Sick Wuhan returnees have recovered

Sick Wuhan returnees have recovered

Risk of infection in Thailand 'low'

Navy personnel disinfect the mobile phones of Thai returnees from Wuhan city, at Sattahip naval base in Chon Buri province on Thursday. (Photo supplied)
Navy personnel disinfect the mobile phones of Thai returnees from Wuhan city, at Sattahip naval base in Chon Buri province on Thursday. (Photo supplied)

The four returnees from Wuhan who were hospitalised with a fever have all recovered, but one still requires treatment for a lung disorder.
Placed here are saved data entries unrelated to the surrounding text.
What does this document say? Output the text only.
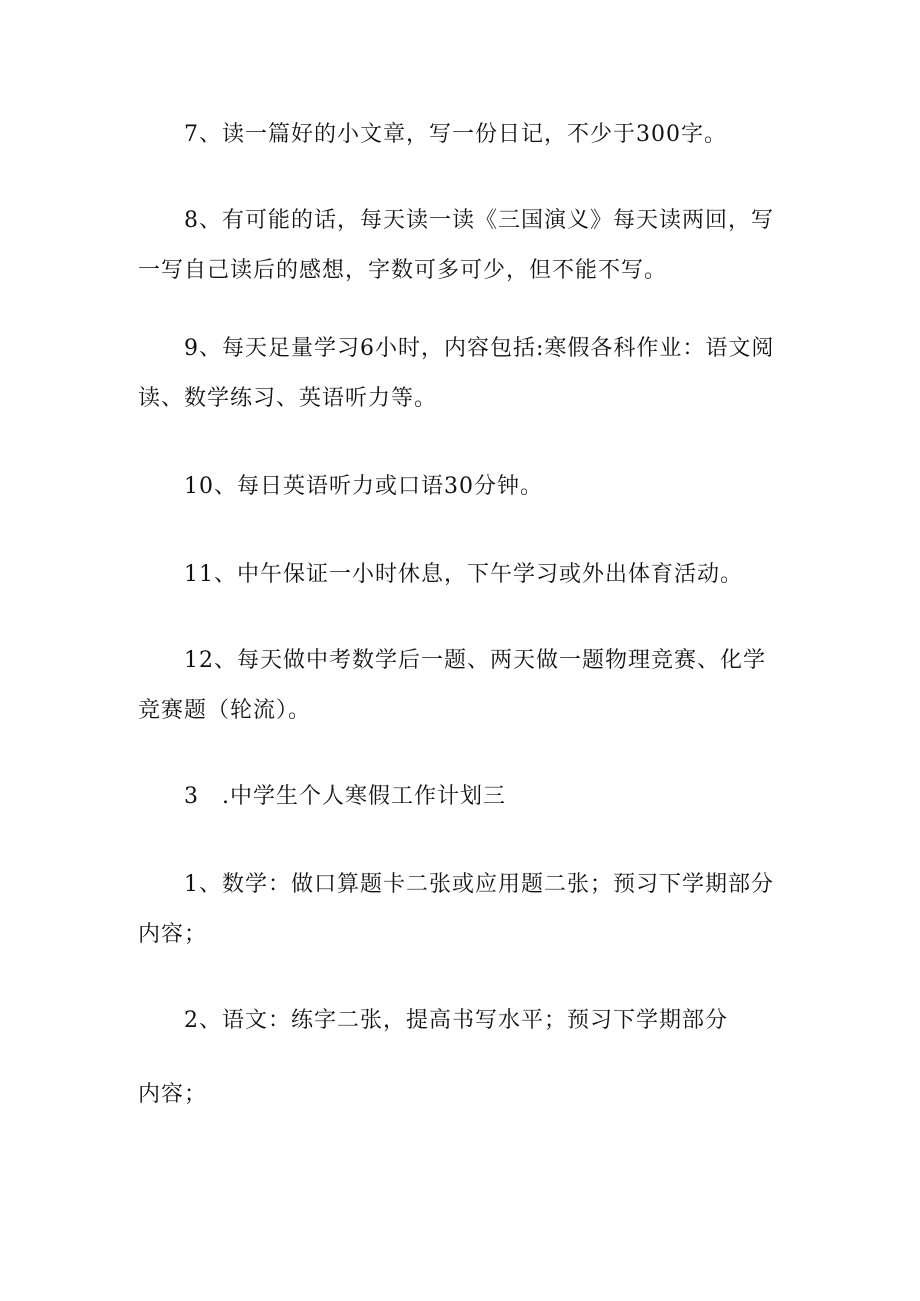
7、读一篇好的小文章，写一份日记，不少于300字。

8、有可能的话，每天读一读《三国演义》每天读两回，写一写自己读后的感想，字数可多可少，但不能不写。

9、每天足量学习6小时，内容包括:寒假各科作业：语文阅读、数学练习、英语听力等。

10、每日英语听力或口语30分钟。

11、中午保证一小时休息，下午学习或外出体育活动。

12、每天做中考数学后一题、两天做一题物理竞赛、化学竞赛题（轮流）。

3　.中学生个人寒假工作计划三

1、数学：做口算题卡二张或应用题二张；预习下学期部分内容；

2、语文：练字二张，提高书写水平；预习下学期部分

内容；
RAdm Kerdsak Weerayothin, director of Queen Sirikit Hospital in Chon Buri province, said on Thursday that four returnees had been admitted with a fever, coughing and diarrhoea and their symptoms had now  subsided.

However, x-rays revealed one of them had a small lung disorder. The patient would be thoroughly examined, he said.
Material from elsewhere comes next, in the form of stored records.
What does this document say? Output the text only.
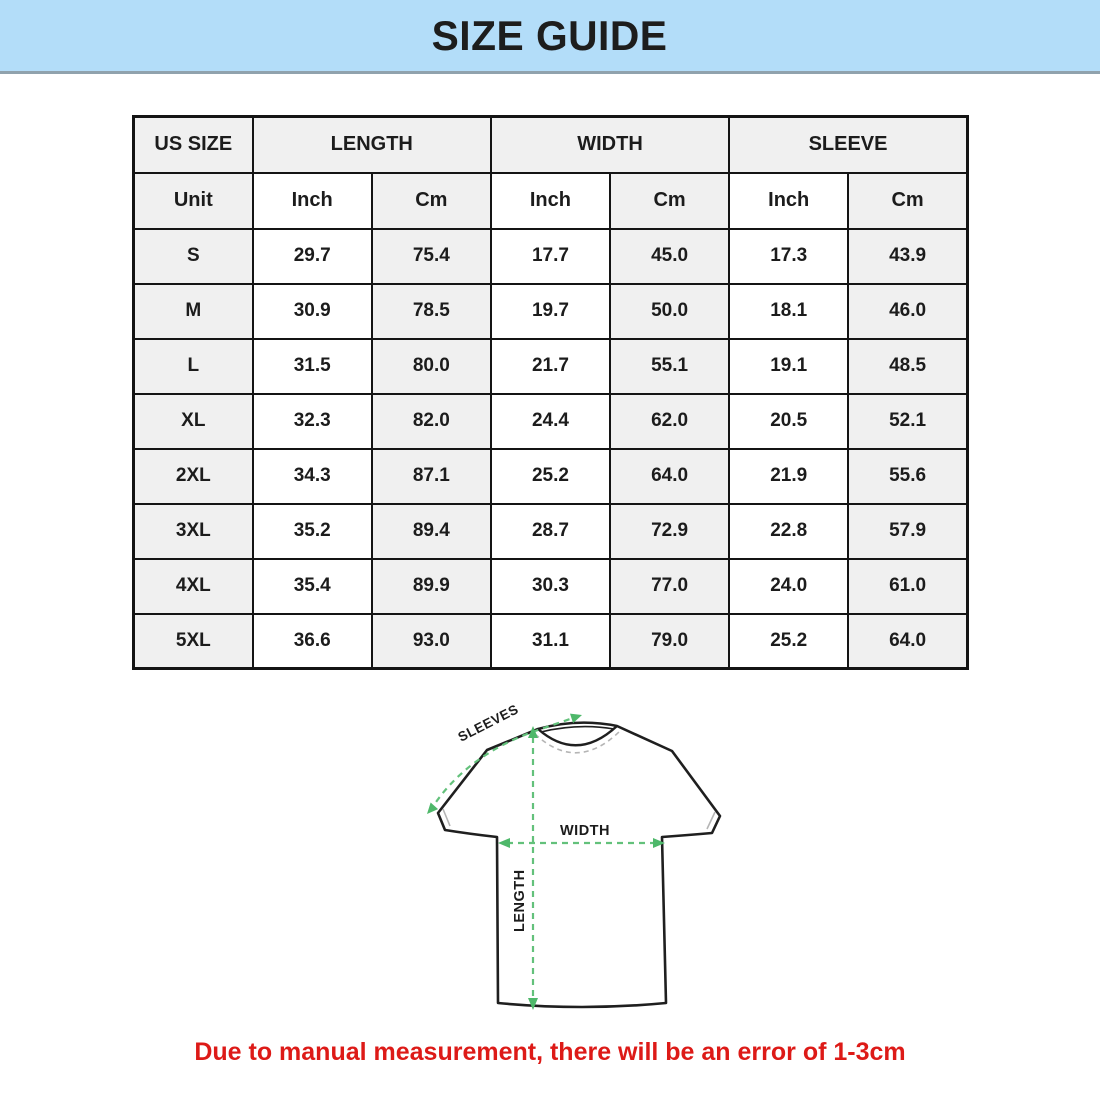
SIZE GUIDE
US SIZE	LENGTH		WIDTH		SLEEVE	
Unit	Inch	Cm	Inch	Cm	Inch	Cm
S	29.7	75.4	17.7	45.0	17.3	43.9
M	30.9	78.5	19.7	50.0	18.1	46.0
L	31.5	80.0	21.7	55.1	19.1	48.5
XL	32.3	82.0	24.4	62.0	20.5	52.1
2XL	34.3	87.1	25.2	64.0	21.9	55.6
3XL	35.2	89.4	28.7	72.9	22.8	57.9
4XL	35.4	89.9	30.3	77.0	24.0	61.0
5XL	36.6	93.0	31.1	79.0	25.2	64.0
SLEEVES
WIDTH
LENGTH
Due to manual measurement, there will be an error of 1-3cm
Initial tests did not find any novel coronavirus infection. The tests would be repeated for subsequent confirmation, he said.

The other 134 returnees are at the Sattahip naval base in Chon Buri.

Dr Suthep Phetmak, an inspector-general of the Public Health Department, said they remained healthy. Three of them had developed symptoms of tension and anxiety and had received psychiatric counselling and medication.

Navy spokesman VAdm Prachachart Sirisawat said there were 30 male and 104 female returnees at the base, aged from six months to 53 years.

Their phones has been decontaminated, so they could use them to contact friends and relatives.

Dr Tanarak Plipat, deputy director-general of the Disease Control Department, said the number of infections detected in Thailand remained at 25. Nine had been discharged from hospitals. The number of patients being monitored for infection had risen to 595.

"Transmission inside the country is still limited, as in many other countries. There is still a  chance of finding visitors with symptoms, and people in contact with them. If all ill people are identified there will be only a small number of infected people on the outside," he said.

"In summary, Thai people have a very low risk of contracting the virus. I recommend frequent hand washing and the use of face masks," Dr Tanarak said.

Government spokesperson Narumon Pinyosinwat said Prime Minister Prayut Chan-o-cha ordered government organisations to hand out face masks in Bangkok and major provinces through until Saturday to help with disease control.